The basic idea behind this solution is to fingerprint discs with the identities of players as the discs are played.  (This meaning of the word "fingerprint" differs from another one that refers to technology that determines the identities of music tracks by examining the actual digital content.)  In addition to special DVD recorders that create discs in Cinea's format, the technology requires special players that encrypt the data and imprint it with the player's identity; therefore, any copies that anyone makes will be traceable to the individual player.  Special players will need to be distributed to all Oscar reviewers, and the film studios will need to pay for the special recorders.

This technique is quite similar to technologies already used in the music industry for distributing promotional copies of albums and tracks to critics, radio stations, and others who normally receive music before its public release; companies like DMOD, Activated Content, MusicPoint, and Interoute have technology or services for distributing music over the Internet in this way, while some record labels are using SunnComm's copy protection technology for CDs for the same purpose.  It is impractical to send feature film content over the Internet in this way, so any solution to the screener piracy problem would have to work on physical media.  (Despite that, the UK firm CyphaWare has an Internet-based solution for secure digital video distribution.)

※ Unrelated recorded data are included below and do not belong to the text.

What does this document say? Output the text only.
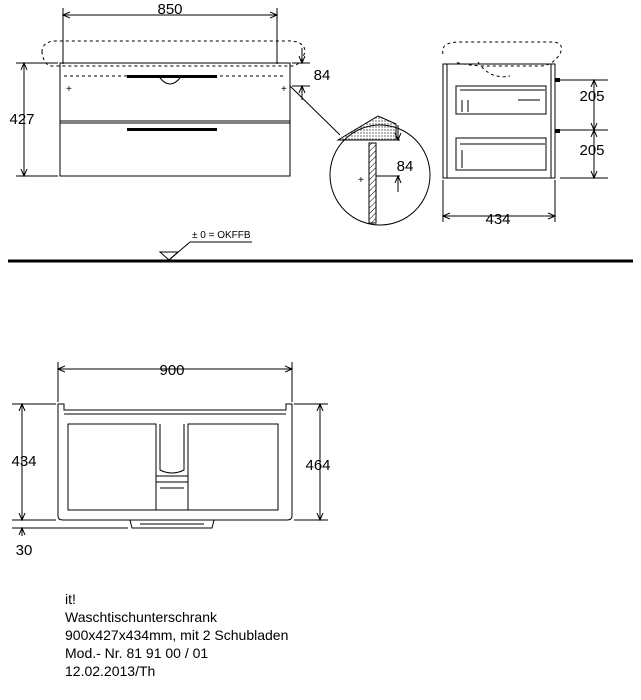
850
+	+
427
84
+
84
434
205
205
± 0 = OKFFB
900
434
30
464
it!
Waschtischunterschrank
900x427x434mm, mit 2 Schubladen
Mod.- Nr. 81 91 00 / 01
12.02.2013/Th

At the same time, the CSS encryption scheme for DVDs is woefully inadequate to ensure security.  A number of large technology companies submitted proposals for watermarking-based DRM schemes for DVDs to the DVD Copy Control Association a few years ago, but that process seems to have been stalled.  More recently, a handful of small firms have been developing this type of technology, including First4Internet, USA Video Interactive Corp., SunnComm, and Cinea, which was acquired by Dolby nearly a year ago.  All else being equal, it should be little surprise that the one of those firms with the best existing Hollywood connections should obtain the Academy's blessing -- particularly because Dolby is heavily involved in the emerging world of digital cinema, to which Cinea's technology could readily apply.

Although no film studios have formally agreed to use the Cinea technology to distribute Oscar screeners, it is expected that many will; moreover, they will need to pay Dolby for the recorders as well as a technology licensing fee.  (It is unclear whether or how the studios will pay for the screener viewers' special DVD players.)  It is interesting that the content industries are subsidizing DRM schemes like Cinea's that are used for targeted-release content, whereas they would not subsidize consumer technologies like CSS -- which was designed by consumer electronics vendors with the presumed primary criterion of low unit cost rather than effectivness.  If they had done so, then the piracy scenario for DVDs and other content formats would undoubtedly be much different today.